My family struggles with addiction. We have battled with alcoholism, drug use, eating disorders and hoarding, just to name a few compulsions.
Indeed, in the context of survival mode, various family members have gravitated to the obvious temptations of alcohol or drugs. Mom, however, was not entangled in these addictions. Instead, she became the rescuer. She gave them money and lied for them whenever it was needed.
Mom ignored her own issues.
She could not see past her overweight body. She didn’t recognize her traumatic experiences, her struggles with depression and codependency. She was afraid and ashamed.
But, as long as another family member was out of control, she could focus on that chaos. She could believe she wasn’t like them. And, I suppose, with the boozing, drugging and reckless behaviors going on, Mom looked serene, normal and healthy by comparison.
She believed she was unaffected, simply by never being drunk, stoned or in any visible, legal or personal peril.

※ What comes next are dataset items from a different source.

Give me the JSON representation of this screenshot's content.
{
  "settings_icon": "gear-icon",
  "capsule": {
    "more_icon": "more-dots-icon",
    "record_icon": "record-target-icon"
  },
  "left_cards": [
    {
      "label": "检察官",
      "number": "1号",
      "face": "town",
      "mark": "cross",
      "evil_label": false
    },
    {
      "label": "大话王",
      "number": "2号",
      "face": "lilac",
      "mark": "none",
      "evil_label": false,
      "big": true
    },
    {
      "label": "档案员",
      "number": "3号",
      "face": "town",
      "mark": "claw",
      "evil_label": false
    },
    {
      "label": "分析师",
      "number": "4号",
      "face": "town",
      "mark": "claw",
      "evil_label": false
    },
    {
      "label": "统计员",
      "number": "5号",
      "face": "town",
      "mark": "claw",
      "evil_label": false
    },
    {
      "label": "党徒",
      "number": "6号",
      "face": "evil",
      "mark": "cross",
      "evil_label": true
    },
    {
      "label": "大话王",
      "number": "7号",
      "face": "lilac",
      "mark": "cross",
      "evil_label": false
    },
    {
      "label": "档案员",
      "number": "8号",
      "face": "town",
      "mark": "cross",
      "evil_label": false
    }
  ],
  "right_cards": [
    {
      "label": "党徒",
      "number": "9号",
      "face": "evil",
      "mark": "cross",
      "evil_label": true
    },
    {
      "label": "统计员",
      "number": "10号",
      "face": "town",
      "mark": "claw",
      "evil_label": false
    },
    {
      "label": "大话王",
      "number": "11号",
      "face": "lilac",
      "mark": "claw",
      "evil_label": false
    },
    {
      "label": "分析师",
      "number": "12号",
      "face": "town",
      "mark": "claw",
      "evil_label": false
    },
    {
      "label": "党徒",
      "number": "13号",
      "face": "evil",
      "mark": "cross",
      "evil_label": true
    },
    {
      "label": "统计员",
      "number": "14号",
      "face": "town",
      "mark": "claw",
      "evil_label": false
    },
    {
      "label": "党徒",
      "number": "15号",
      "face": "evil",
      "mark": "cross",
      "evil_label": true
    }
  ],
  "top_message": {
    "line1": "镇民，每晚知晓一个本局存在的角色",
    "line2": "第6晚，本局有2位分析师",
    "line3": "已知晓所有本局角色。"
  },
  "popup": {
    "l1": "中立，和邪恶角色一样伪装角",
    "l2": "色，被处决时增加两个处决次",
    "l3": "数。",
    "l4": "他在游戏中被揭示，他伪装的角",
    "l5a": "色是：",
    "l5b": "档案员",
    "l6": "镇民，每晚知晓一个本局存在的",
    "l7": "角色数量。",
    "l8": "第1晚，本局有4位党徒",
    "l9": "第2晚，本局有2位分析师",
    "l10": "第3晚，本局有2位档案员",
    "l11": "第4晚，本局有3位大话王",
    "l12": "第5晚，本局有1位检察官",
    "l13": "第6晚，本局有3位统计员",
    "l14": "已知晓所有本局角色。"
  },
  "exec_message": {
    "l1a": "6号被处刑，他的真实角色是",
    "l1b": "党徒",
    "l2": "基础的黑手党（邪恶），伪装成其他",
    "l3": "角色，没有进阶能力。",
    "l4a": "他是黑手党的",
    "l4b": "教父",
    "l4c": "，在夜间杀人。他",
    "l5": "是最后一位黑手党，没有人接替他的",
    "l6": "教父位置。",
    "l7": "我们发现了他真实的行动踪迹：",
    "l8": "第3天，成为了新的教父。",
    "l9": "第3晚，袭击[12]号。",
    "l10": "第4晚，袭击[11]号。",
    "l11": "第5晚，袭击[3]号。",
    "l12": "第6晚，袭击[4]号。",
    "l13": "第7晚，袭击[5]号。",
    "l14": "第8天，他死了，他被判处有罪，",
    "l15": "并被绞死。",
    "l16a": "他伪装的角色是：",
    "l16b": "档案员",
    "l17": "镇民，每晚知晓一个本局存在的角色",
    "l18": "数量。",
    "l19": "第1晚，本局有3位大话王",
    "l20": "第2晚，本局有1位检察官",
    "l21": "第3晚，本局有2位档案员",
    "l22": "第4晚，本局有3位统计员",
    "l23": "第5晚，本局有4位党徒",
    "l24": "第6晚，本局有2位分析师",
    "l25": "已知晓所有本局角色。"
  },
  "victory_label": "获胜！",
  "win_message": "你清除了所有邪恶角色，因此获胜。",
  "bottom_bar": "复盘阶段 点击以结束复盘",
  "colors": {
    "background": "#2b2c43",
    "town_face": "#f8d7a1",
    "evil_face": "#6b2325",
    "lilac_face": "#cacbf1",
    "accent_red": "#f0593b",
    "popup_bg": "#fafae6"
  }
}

But this was not the case. Today, an elderly woman, she is regarded as “a vulnerable adult;” her health has been significantly changed. She is unable to walk of her own power. She cannot bathe, groom or get in and out of bed without two assists in her care facility. I see how bewildered she is by her life. I have tried to talk to her about it. Not surprisingly, her response is that of a shutdown or nervous laughter.
It, in some respects, is too late. Barring Divine intervention, there is little which can be changed about her viewpoint and openness concerning addiction realities.
Our family disease includes not only the presence of “the addictive brain,” but also the pervasive abuse and misogyny permeating each generation and relationship. There is inequity and hypocrisy. There is harmful secret keeping.
It confronts each person’s need for personal responsibility in his/her own actions, addictions and recovery processes. That has been woefully hit and miss. And that refusal to acknowledge the greater sickness, along with the greater need for healing within the family body itself, thwarts authentic health altogether.
Without everyone’s participation, what merely exists is further wounding and scapegoating. It sets the family up for failure with its moral superiority, in statements like “well, at least I’m not like him/her...”
When it comes to addiction, all of us are affected. And we can be addicted to anything which keeps the protective mechanisms firmly in place.
However, when we do that, we are “part of the problem, not part of the solution.”
For now, most of my family’s alcohol and drug-fueled behaviors have subsided. Yet, there still is an oppressive undercurrent, one of shame and fear which refuses to face and own what has transpired.
“The truth shall set you free.”
John 8:32
When the individual and the family as a whole refuse to face truth, ugly truth, imprisonment results.
I need only look at my mother in her care facility to see that.